Koppert: Im Winter haben wir am Wegrand einen Nussbaum gepflanzt, so wie das früher als Schattenspender für die Pferde üblich war. Heute stehen da keine Pferde, aber Schatten ist für unsere Ernte auch gut. Wir tragen so zum Erhalt der alten Kulturlandschaft bei.

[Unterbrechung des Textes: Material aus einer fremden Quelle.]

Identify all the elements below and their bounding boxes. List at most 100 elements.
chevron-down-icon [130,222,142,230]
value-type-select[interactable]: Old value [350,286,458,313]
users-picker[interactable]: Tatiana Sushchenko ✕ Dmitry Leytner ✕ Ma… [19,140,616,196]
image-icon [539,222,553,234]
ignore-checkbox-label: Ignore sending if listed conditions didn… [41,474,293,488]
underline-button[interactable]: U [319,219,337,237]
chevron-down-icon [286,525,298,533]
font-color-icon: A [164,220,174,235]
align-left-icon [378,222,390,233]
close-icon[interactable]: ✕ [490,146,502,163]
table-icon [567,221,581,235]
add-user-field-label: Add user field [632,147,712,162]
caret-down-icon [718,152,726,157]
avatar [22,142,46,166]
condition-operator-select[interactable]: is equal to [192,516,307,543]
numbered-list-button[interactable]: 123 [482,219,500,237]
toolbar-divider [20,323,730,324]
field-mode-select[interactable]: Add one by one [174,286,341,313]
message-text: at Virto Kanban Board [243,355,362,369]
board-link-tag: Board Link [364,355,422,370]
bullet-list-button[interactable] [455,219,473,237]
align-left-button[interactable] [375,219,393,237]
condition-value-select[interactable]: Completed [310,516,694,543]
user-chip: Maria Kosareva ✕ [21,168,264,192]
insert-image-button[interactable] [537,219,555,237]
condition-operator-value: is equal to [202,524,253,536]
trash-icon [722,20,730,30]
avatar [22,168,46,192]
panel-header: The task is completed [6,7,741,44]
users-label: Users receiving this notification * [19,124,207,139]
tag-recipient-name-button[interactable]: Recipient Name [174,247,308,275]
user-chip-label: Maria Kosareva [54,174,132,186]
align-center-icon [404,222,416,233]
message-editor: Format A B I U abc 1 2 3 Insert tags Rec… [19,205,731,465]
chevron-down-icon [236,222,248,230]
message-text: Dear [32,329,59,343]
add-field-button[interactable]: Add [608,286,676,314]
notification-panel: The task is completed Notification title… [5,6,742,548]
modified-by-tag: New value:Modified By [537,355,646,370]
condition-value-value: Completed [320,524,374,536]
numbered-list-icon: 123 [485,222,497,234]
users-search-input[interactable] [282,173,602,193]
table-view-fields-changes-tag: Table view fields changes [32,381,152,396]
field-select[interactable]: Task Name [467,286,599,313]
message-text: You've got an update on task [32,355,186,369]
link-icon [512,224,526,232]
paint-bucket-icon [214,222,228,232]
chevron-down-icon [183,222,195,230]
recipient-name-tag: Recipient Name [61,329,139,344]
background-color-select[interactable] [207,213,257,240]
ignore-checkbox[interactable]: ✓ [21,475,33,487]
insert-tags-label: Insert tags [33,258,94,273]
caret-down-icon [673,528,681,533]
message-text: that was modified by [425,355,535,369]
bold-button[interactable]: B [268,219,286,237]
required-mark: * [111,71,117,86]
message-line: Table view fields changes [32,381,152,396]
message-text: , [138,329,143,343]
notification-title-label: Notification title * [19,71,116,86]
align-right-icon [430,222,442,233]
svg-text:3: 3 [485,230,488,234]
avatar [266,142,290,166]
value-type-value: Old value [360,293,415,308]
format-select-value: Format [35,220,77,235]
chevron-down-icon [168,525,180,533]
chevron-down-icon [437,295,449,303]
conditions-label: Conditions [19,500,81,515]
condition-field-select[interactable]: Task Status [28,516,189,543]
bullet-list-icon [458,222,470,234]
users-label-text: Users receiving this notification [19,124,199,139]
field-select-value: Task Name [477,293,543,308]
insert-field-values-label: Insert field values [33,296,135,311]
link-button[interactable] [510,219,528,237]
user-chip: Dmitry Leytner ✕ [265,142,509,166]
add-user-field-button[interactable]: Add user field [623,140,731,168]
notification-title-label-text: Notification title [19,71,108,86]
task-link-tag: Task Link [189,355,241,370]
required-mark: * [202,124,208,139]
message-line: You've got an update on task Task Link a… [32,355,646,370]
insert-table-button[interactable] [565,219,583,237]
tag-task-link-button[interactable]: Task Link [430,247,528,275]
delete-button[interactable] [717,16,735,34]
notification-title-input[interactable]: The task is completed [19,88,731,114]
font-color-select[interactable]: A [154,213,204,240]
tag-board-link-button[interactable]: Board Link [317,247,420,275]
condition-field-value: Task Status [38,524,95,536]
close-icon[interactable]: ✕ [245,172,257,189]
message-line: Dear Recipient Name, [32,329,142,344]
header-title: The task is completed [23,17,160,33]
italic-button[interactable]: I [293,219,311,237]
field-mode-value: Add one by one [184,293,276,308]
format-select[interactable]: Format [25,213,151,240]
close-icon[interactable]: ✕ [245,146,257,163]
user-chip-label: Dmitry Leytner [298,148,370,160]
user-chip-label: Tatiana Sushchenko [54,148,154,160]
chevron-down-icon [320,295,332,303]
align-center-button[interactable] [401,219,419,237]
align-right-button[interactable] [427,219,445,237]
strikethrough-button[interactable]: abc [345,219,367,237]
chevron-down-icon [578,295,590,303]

Ribbat: Wir haben inzwischen sogar ein Leben neben der Gärtnerei. Bis wir vor fünf Jahren unseren Marktstand an der Tiefburg aufgegeben haben, waren wir 20 Jahre bei keiner Abendveranstaltung gewesen – unter der Woche sowieso nicht, am Freitagabend haben wir bis 23 Uhr den Marktwagen gerichtet und sind dann um 5 aufstanden, um den Marktstand aufzubauen, am Samstagabend konnten wir wegen Übermüdung nirgends hin.

Koppert: Seither gehen wir am Freitagabend Tanzen.

Ribbat: Und ich singe in einem Chor mit.

Frage: Das klingt ja ganz optimistisch und nach einer neuen Balance?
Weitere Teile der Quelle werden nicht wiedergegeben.